Após um período inicial, no qual foi
conquistando aplausos e a confiança dos membros da assistência, Obama acabou
por tocar, finalmente, nas questões mais sensíveis. Para o chefe de Estado
norte-americano as mais básicas liberdades – “expressão”, “reunião”,
“consciência” – ainda “são negadas em vários países africanos”, principalmente
por aqueles que “não aceitam largar o poder” e que “prendem jornalistas” ou
“restringem grupos de oposição legítimos”.
“O progresso democrático de África está
(…) em risco quando líderes se recusam a afastar quando o seu mandato acaba”,
alertou Obama, criticando directamente o Presidente do Burundi, Pierre Nkurunziza, e aqueles que
“mudam as regras a meio do jogo, apenas para se manterem nos cargos”, criando
“instabilidade e violência” e não deixando que “apareçam novas ideias”.
“Deixem-me ser honesto
convosco, [porque] não compreendo mesmo isto”, confessou Obama. “Eu estou no
meu segundo mandato… Adoro o meu trabalho, mas segundo a nossa Constituição,
não posso concorrer outra vez.

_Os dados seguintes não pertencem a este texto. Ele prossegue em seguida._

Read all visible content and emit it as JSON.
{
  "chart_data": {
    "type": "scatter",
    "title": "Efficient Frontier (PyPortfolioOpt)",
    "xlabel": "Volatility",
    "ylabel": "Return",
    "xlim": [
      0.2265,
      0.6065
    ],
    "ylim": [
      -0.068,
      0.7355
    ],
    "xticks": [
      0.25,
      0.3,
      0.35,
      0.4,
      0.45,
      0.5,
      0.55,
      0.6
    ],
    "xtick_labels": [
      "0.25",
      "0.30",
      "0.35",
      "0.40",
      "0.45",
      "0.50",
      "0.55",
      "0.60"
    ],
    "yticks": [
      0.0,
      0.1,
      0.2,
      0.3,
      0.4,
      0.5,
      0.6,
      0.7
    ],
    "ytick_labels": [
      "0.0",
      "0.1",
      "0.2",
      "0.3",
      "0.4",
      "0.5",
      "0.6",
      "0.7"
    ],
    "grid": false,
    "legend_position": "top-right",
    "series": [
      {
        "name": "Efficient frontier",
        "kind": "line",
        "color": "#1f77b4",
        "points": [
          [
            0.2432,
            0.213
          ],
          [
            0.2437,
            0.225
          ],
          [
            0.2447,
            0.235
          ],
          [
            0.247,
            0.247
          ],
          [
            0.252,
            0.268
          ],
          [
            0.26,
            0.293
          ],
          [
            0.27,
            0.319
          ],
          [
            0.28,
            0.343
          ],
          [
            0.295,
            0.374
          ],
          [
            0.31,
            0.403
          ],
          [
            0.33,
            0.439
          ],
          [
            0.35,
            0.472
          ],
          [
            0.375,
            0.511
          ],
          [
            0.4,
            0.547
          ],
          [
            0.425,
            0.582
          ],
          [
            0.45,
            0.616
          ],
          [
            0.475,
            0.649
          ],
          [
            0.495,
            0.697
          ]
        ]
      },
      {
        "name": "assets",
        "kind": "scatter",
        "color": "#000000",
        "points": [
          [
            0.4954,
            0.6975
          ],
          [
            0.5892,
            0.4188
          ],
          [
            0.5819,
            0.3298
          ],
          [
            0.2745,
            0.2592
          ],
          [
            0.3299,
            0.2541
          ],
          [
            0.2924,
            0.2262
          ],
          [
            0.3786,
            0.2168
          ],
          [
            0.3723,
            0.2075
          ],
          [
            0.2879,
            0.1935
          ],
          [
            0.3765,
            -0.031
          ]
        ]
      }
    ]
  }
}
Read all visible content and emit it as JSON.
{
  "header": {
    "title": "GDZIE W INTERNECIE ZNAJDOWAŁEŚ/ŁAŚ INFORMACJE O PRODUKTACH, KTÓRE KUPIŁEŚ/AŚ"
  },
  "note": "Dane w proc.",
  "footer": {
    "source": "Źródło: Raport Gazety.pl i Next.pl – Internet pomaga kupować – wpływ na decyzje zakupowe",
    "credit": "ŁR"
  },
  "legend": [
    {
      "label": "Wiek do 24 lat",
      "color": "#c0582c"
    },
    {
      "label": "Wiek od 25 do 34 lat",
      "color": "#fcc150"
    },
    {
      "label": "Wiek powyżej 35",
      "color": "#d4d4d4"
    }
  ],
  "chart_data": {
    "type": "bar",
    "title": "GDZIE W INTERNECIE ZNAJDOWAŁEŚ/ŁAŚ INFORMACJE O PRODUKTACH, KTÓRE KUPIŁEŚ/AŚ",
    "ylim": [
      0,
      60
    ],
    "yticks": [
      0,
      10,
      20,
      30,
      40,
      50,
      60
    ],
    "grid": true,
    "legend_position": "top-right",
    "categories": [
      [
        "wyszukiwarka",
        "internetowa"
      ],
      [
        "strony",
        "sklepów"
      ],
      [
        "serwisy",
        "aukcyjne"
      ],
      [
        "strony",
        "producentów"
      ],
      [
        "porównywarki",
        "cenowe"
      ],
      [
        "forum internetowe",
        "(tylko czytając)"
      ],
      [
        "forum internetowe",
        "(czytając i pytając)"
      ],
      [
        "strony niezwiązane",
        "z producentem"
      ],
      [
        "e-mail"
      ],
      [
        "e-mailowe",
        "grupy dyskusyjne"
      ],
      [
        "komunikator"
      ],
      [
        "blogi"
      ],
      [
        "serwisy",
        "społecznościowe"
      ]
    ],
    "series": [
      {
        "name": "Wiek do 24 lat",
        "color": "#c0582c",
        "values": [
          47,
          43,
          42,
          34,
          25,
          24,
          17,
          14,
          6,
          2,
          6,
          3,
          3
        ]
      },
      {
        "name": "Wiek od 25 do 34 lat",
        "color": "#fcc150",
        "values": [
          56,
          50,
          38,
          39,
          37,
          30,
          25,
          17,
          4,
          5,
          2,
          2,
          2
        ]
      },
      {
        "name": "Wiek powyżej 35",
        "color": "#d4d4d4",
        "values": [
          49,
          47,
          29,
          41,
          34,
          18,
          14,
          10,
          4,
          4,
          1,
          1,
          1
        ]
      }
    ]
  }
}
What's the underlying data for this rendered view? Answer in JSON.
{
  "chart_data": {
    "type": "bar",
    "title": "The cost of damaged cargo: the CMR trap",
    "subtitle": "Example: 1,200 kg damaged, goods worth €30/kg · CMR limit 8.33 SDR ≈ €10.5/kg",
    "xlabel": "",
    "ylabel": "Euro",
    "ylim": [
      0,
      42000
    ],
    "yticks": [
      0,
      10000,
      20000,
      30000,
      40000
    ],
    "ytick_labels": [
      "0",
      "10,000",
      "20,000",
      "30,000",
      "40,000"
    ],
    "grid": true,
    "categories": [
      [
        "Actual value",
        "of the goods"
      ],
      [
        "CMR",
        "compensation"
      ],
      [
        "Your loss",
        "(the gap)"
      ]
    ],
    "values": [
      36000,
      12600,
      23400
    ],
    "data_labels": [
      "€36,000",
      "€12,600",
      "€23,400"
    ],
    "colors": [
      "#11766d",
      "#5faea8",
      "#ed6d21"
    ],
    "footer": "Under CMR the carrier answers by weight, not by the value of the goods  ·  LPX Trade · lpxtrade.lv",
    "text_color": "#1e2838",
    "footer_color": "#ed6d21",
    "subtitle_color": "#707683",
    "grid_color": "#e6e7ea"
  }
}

Sinceramente acho que sou um Presidente bastante
bom e (…) que, se concorresse, venceria de novo, mas não posso”, acrescentou,
motivando sonoras gargalhadas do público.
Para Obama, ainda há muito “trabalho a
fazer”, uma vez que “não basta haver eleições formais”, para ser atingida uma
“plena democracia”. O Presidente dos Estados Unidos apelou ao “respeito pela
dignidade e igualdade”, como mecanismo de “emancipação para a liberdade”.
E referiu ainda que um dos primeiros passos para a democratização efectiva do
continente passa por “acabar”, de vez, com a “discriminação das mulheres”.
O líder norte-americano anunciou também
que, após uma reunião com os líderes regionais da África Oriental, a data
definida para o alcance de um acordo de paz, por parte das facções em disputa
no Sudão do Sul, será 17 de Agosto. A segurança foi um dos temas mais falados
durante o roteiro de Obama pelo Quénia e a Etiópia e este quis deixar bem
claro, no discurso perante a AU, que os EUA vão “reforçar a cooperação” com as
forças militares locais, principalmente no combate aos grupos extremistas
“assassinos” do Boko Haram, Al-Qaeda e Al-Shabab.